Many of the ill-effects of air conditioning, he says, can be countered with regular and professional maintenance of systems.
“If you’re moving into a new home or office, or your AC unit hasn’t been used in a while, have it cleaned before you first switch it on. There’s a likelihood that mould or dust will have built up, so get a professional heating, ventilation and air-conditioning team in to check and clean the system.”
At home and in the car
Our homes have much more in them than air conditioning to worry about when it comes to allergies. “Dust mites, pollen, animal dander, smoke, pollution, household chemicals, some perfumes or scents, chalk dust, carpet dust, mould – they are all environmental factors that cause allergic reactions,” Pargi says.
There are a number of specialist cleaning contractors in this country who are able to clean soft furnishings and mattresses, removing the truly awful dust mites that get into our most intimate home environments and set off so many allergic reactions. Out of sight is definitely not out of mind, and getting the specialists in to deep-clean our homes can reap huge dividends when it comes to quality of life.
It goes without saying that regular vacuum cleaning of our living spaces is essential, but we must also ensure that the filters in our equipment are replaced when necessary. And the same goes for our cars, with most modern models being fitted with pollen and particulate filters to keep the cabin area as pleasant as possible. It is important to ensure these are replaced with quality items when our cars are serviced.
Dr Fabrizio Facchini, consultant pulmonologist at Dubai’s Valiant Clinic, says that children are more susceptible because their immune systems are not fully developed and that anyone can develop allergies at any time in their life.
“People need to be exposed at least once to develop symptoms for the second time they are exposed,” he says.

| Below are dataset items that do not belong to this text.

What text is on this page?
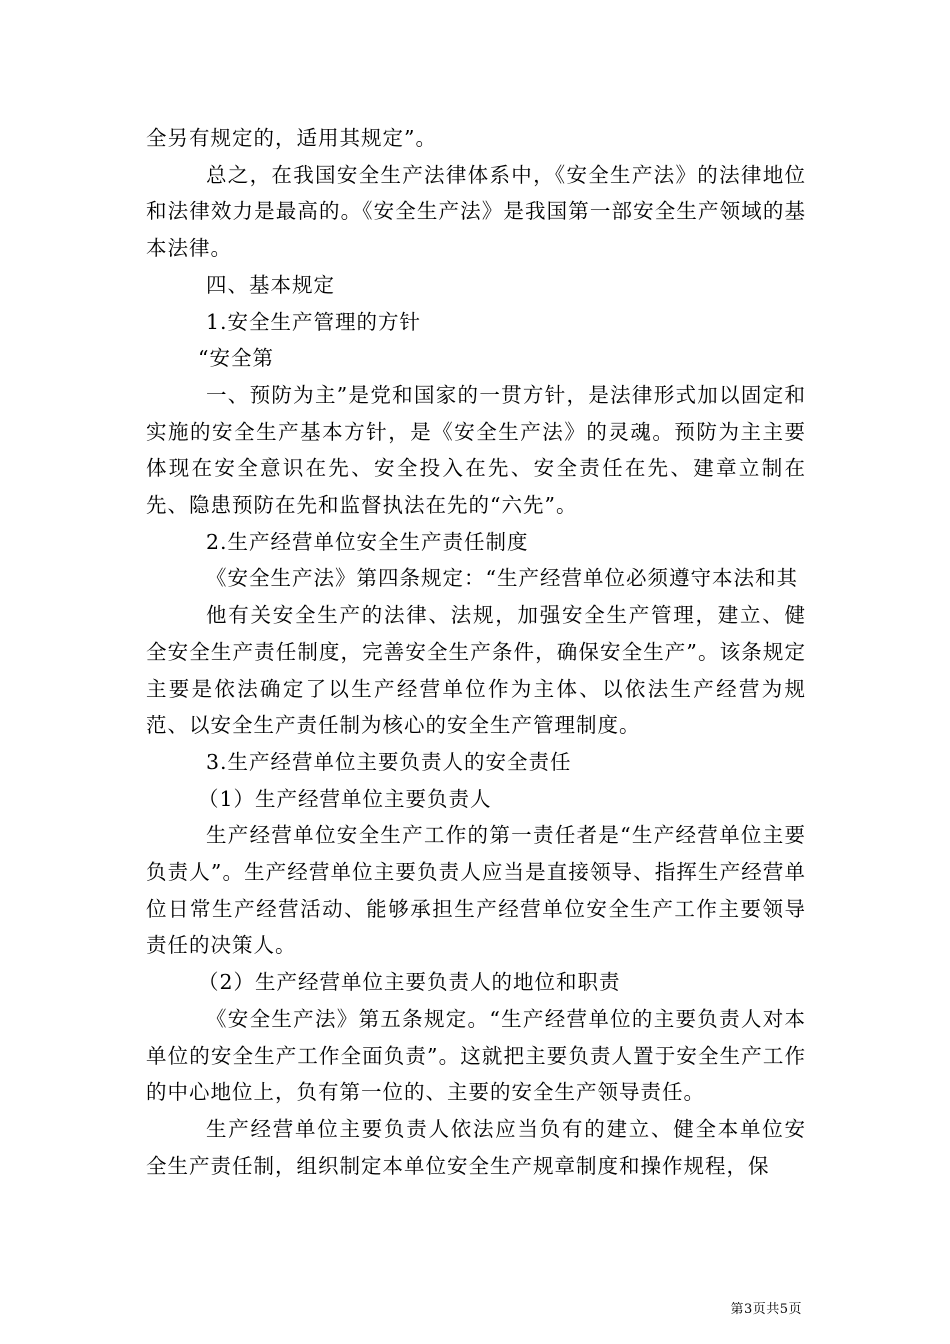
全另有规定的，适用其规定”。

总之，在我国安全生产法律体系中，《安全生产法》的法律地位和法律效力是最高的。《安全生产法》是我国第一部安全生产领域的基本法律。

四、基本规定

1.安全生产管理的方针

“安全第

一、预防为主”是党和国家的一贯方针，是法律形式加以固定和实施的安全生产基本方针，是《安全生产法》的灵魂。预防为主主要体现在安全意识在先、安全投入在先、安全责任在先、建章立制在先、隐患预防在先和监督执法在先的“六先”。

2.生产经营单位安全生产责任制度

《安全生产法》第四条规定：“生产经营单位必须遵守本法和其

他有关安全生产的法律、法规，加强安全生产管理，建立、健全安全生产责任制度，完善安全生产条件，确保安全生产”。该条规定主要是依法确定了以生产经营单位作为主体、以依法生产经营为规范、以安全生产责任制为核心的安全生产管理制度。

3.生产经营单位主要负责人的安全责任

（1）生产经营单位主要负责人

生产经营单位安全生产工作的第一责任者是“生产经营单位主要负责人”。生产经营单位主要负责人应当是直接领导、指挥生产经营单位日常生产经营活动、能够承担生产经营单位安全生产工作主要领导责任的决策人。

（2）生产经营单位主要负责人的地位和职责

《安全生产法》第五条规定。“生产经营单位的主要负责人对本单位的安全生产工作全面负责”。这就把主要负责人置于安全生产工作的中心地位上，负有第一位的、主要的安全生产领导责任。

生产经营单位主要负责人依法应当负有的建立、健全本单位安全生产责任制，组织制定本单位安全生产规章制度和操作规程，保

第3页共5页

“This can happen even after thousands of times of asymptomatic exposure – that is exposure with no symptoms. For example, all of a sudden someone who’s had a cat for a very long time, can one day develop an allergy.”
The same can be said for various foods, chemicals, cosmetics and even washing powders. “Any substance, often a protein, might have parts that are recognised by the body’s immune system as allergens and can produce allergic reactions: animals such as cats, dogs, rabbits and horses; pillows with goose feathers; foods such as shrimp, peanuts, wheat, milk protein and more,” Dr Facchini says.
As if we didn’t have enough to contend with, right? The important thing to take away from this, though, is that should we develop an allergy to anything, there’s usually a way around it. Even if that means getting away to the North Pole for a couple of weeks in the summer. Just consult a specialist first.